Cyberdefense analyst Roger Grimes told ThreatPost that no matter what Conti chooses to dump on its dark web site, the group probably has “every employee’s personal login credentials to any Costa Rican government site that they visited during the time the ransomware was active on the system before it locked files.”

“If Costa Rica was hosting customer-facing websites in the compromised domains, like they likely were, their customers’ credentials – which are often reused on other sites and services the customers visit – are likely compromised, too.
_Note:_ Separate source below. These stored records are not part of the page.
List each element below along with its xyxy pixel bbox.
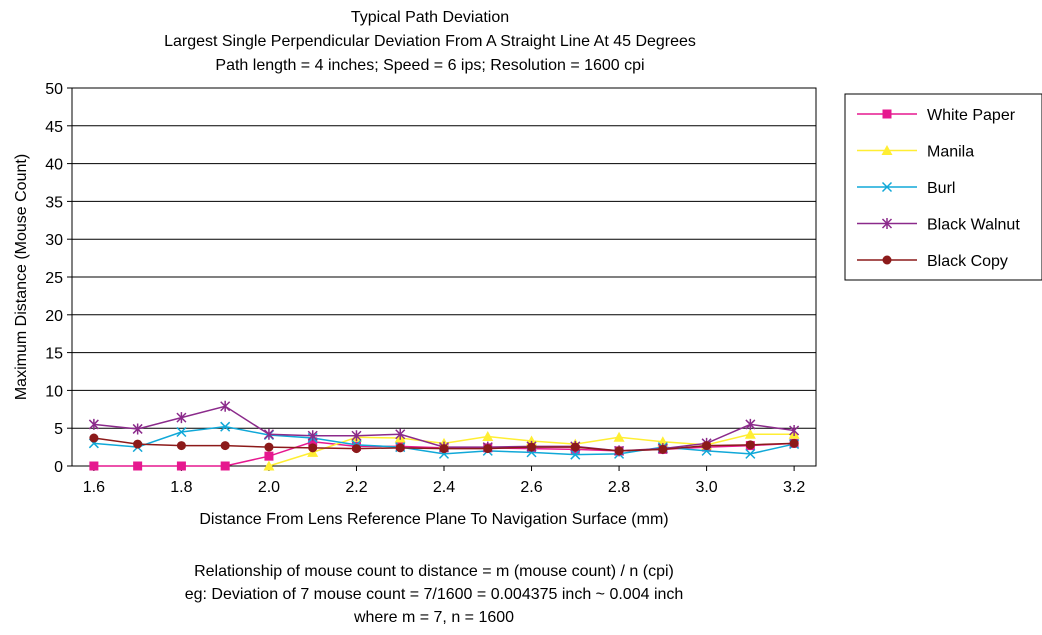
x-tick-label: 1.6 (83, 479, 105, 496)
series-lines (88, 400, 800, 471)
y-tick-label: 25 (45, 270, 63, 287)
data-point-burl (745, 448, 756, 459)
data-point-black-copy (351, 444, 361, 454)
data-point-manila (263, 460, 275, 471)
legend-marker-black-copy (882, 255, 892, 265)
x-tick-label: 3.0 (695, 479, 717, 496)
data-point-burl (570, 449, 581, 460)
data-point-black-copy (264, 442, 274, 452)
data-point-white-paper (89, 461, 99, 471)
data-point-black-copy (570, 442, 580, 452)
legend-label-burl: Burl (927, 180, 955, 197)
data-point-black-walnut (132, 423, 143, 435)
data-point-black-copy (395, 443, 405, 453)
footnote-line-3: where m = 7, n = 1600 (353, 609, 514, 626)
data-point-black-copy (483, 444, 493, 454)
axes: 0 5 10 15 20 25 30 35 40 45 50 1.6 1.8 2.0 2.2 2.4 2.6 2.… (45, 81, 817, 496)
y-tick-label: 10 (45, 383, 63, 400)
data-point-black-copy (789, 438, 799, 448)
x-tick-label: 2.0 (258, 479, 280, 496)
data-point-black-walnut (789, 424, 800, 436)
data-point-white-paper (308, 437, 318, 447)
x-tick-label: 2.8 (608, 479, 630, 496)
data-point-black-walnut (745, 418, 756, 430)
y-tick-label: 50 (45, 81, 63, 98)
data-point-white-paper (220, 461, 230, 471)
y-tick-label: 5 (54, 421, 63, 438)
legend-label-white-paper: White Paper (927, 107, 1016, 124)
data-point-black-copy (527, 442, 537, 452)
legend-item-white-paper: White Paper (857, 107, 1016, 124)
data-point-manila (744, 428, 756, 439)
data-point-white-paper (264, 451, 274, 461)
data-point-black-copy (133, 439, 143, 449)
x-axis-label: Distance From Lens Reference Plane To Na… (199, 511, 668, 528)
x-tick-label: 2.2 (345, 479, 367, 496)
data-point-burl (176, 426, 187, 438)
y-axis-label: Maximum Distance (Mouse Count) (13, 154, 30, 400)
data-point-black-walnut (263, 428, 274, 440)
data-point-black-copy (658, 444, 668, 454)
data-point-manila (613, 431, 625, 442)
y-tick-label: 40 (45, 157, 63, 174)
data-point-black-copy (308, 443, 318, 453)
data-point-black-walnut (307, 430, 318, 442)
x-tick-label: 2.6 (520, 479, 542, 496)
legend-marker-white-paper (882, 109, 892, 119)
legend-label-black-copy: Black Copy (927, 253, 1008, 270)
chart-subtitle-2: Path length = 4 inches; Speed = 6 ips; R… (215, 57, 644, 74)
data-point-burl (220, 421, 231, 432)
data-point-black-walnut (220, 400, 231, 412)
x-tick-label: 2.4 (433, 479, 455, 496)
y-tick-label: 0 (54, 459, 63, 476)
y-tick-label: 30 (45, 232, 63, 249)
data-point-black-walnut (88, 418, 99, 430)
legend: White Paper Manila Burl Black Walnut Black C… (844, 93, 1042, 281)
chart-title: Typical Path Deviation (351, 9, 509, 26)
legend-label-black-walnut: Black Walnut (927, 217, 1020, 234)
data-point-black-walnut (351, 430, 362, 442)
data-point-black-walnut (176, 412, 187, 424)
data-point-white-paper (133, 461, 143, 471)
data-point-black-walnut (395, 428, 406, 440)
data-point-black-copy (176, 441, 186, 451)
legend-item-manila: Manila (857, 144, 974, 161)
x-tick-label: 1.8 (170, 479, 192, 496)
data-point-black-copy (745, 440, 755, 450)
footnote-line-1: Relationship of mouse count to distance … (194, 563, 674, 580)
legend-label-manila: Manila (927, 144, 974, 161)
chart-subtitle: Largest Single Perpendicular Deviation F… (164, 33, 696, 50)
footnote-line-2: eg: Deviation of 7 mouse count = 7/1600 … (185, 586, 684, 603)
data-point-black-copy (220, 441, 230, 451)
legend-item-black-walnut: Black Walnut (857, 217, 1020, 234)
x-tick-label: 3.2 (783, 479, 805, 496)
data-point-manila (482, 431, 494, 442)
legend-item-burl: Burl (857, 180, 955, 197)
data-point-black-copy (439, 444, 449, 454)
legend-marker-burl (881, 181, 893, 193)
y-tick-label: 20 (45, 308, 63, 325)
legend-marker-black-walnut (881, 218, 893, 229)
gridlines (72, 87, 816, 467)
legend-item-black-copy: Black Copy (857, 253, 1008, 270)
y-tick-label: 35 (45, 194, 63, 211)
data-point-black-copy (89, 433, 99, 443)
legend-marker-manila (881, 145, 893, 155)
series-black-copy (89, 433, 799, 456)
y-tick-label: 45 (45, 119, 63, 136)
data-point-black-copy (702, 441, 712, 451)
data-point-black-copy (614, 446, 624, 456)
y-tick-label: 15 (45, 346, 63, 363)
data-point-white-paper (176, 461, 186, 471)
Not paying the ransom puts not only Costa Rica’s own services at risk, but those of their employees and customers,” Grimes said.

Security engineer Silas Cutler of the Stairwell security firm described Costa Rica’s state of emergency as a pivotal moment, an “important rallying call to the rest of the world.”

“While the emergency status may have a limited direct impact… it puts the severity of this breach into the same category as a natural disaster or military incident,” Cutler said.

The U.S. State Department last week posted a reward of up to $10 million for information leading to the identification and location of Conti group leaders, plus another $5 million for information leading to the arrest of “any individual in any country conspiring to participate in or attempting to participate in a Conti variant ransomware incident.”

The State Department cited the ransomware attack on Costa Rica as a prime reason for offering the bounty under its Transnational Organized Crime Rewards Program (TOCRP).

“In offering this reward, the United States demonstrates its commitment to protecting potential ransomware victims around the world from exploitation by cyber criminals. We look to partner with nations willing to bring justice for those victims affected by ransomware,” the State Department said.